Clifton Smith, Jr. (born July 4, 1985) is an American former professional football player who was a running back and return specialist in the National Football League (NFL), Canadian Football League (CFL) and United Football League (UFL). He played college football for the Fresno State Bulldogs. He was signed by the Tampa Bay Buccaneers of the NFL as an undrafted free agent in 2008, and also played for the Miami Dolphins and Cleveland Browns of the NFL, the Virginia Destroyers of the UFL, and the Calgary Stampeders of the CFL.

==Professional career==

===Tampa Bay Buccaneers===
Smith was signed by the Tampa Bay Buccaneers as an undrafted free agent following the 2008 NFL draft on May 5, 2008. He was waived during final cuts on August 30, but was re-signed to the team's practice squad on September 1. He was promoted to the active roster on October 25. In week 9 of the 2008 NFL season in a game against the Kansas City Chiefs, Smith took a kickoff return for a touchdown for 97 yards for just the second time in Buccaneer history. In week 12 of the 2008 NFL season in a game against the Detroit Lions, Smith took a punt return for a touchdown for 70 yards. On December 16, 2008, Smith was named to his first career Pro Bowl as the NFC's return specialist.

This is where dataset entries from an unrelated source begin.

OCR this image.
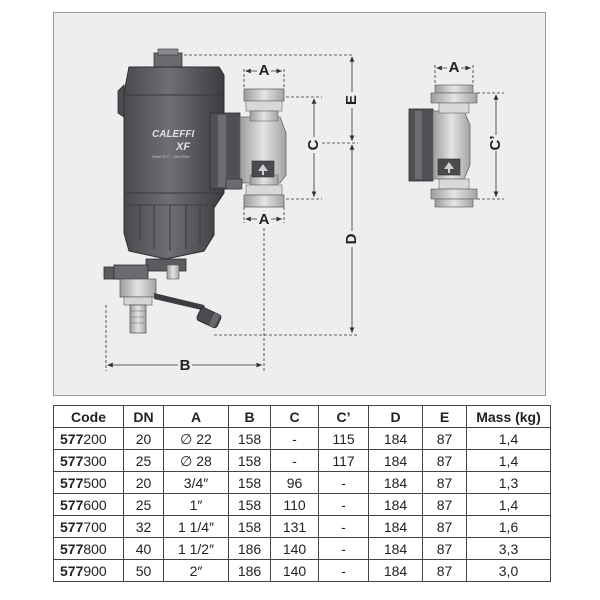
CALEFFI
XF
Serie 577 – Dirt Filter
A
A
C
E
D
B
A
C’
Code	DN	A	B	C	C’	D	E	Mass (kg)
577200	20	∅ 22	158	-	115	184	87	1,4
577300	25	∅ 28	158	-	117	184	87	1,4
577500	20	3/4″	158	96	-	184	87	1,3
577600	25	1″	158	110	-	184	87	1,4
577700	32	1 1/4″	158	131	-	184	87	1,6
577800	40	1 1/2″	186	140	-	184	87	3,3
577900	50	2″	186	140	-	184	87	3,0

During an October 18, 2009 game against the Carolina Panthers, Smith suffered a concussion as a result of being rammed into by Panthers cornerback Dante Wesley while awaiting a punt return. The Panthers received a 15-yard penalty and Wesley was ejected from the game. Smith was placed on injured reserve on December 8, 2009, due to a second concussion.

He was re-signed on May 4, 2010 to a restricted free agent tender. On September 5, after claiming running back Kregg Lumpkin off waivers from the Green Bay Packers, the Buccaneers released Smith.

===Miami Dolphins===
On September 7, 2010, Smith signed with the Miami Dolphins. He was released on September 21.

===Cleveland Browns===
Smith was signed by the Cleveland Browns on November 16, 2010. He was released on December 1.

===Virginia Destroyers===
Smith was signed by the Virginia Destroyers of the United Football League on June 7, 2011.

===Calgary Stampeders===
Smith was signed by the Calgary Stampeders of the Canadian Football League on September 14, 2013. Smith was activated from the practice roster October 11, 2013 and suited up for his first CFL game against the BC Lions. He made an instant contribution returning the opening kickoff 54 yards. Smith scored his first CFL touchdown in the third quarter on a 6-yard pass from Kevin Glenn. He was released by the Stampeders on November 18, 2013.

==Personal==
Smith also has two sisters, Nichole and Brianna Smith. His parents' names are Roxanne Wright and Clifton Smith, Sr. In his spare time, Smith has said that he enjoys playing video games, sleeping and buying shoes. On his Fresno State biography, Smith lists his favorite athlete as Deion Sanders.

Smith often goes by the nickname "Peanut", used extensively by both teammates and fans.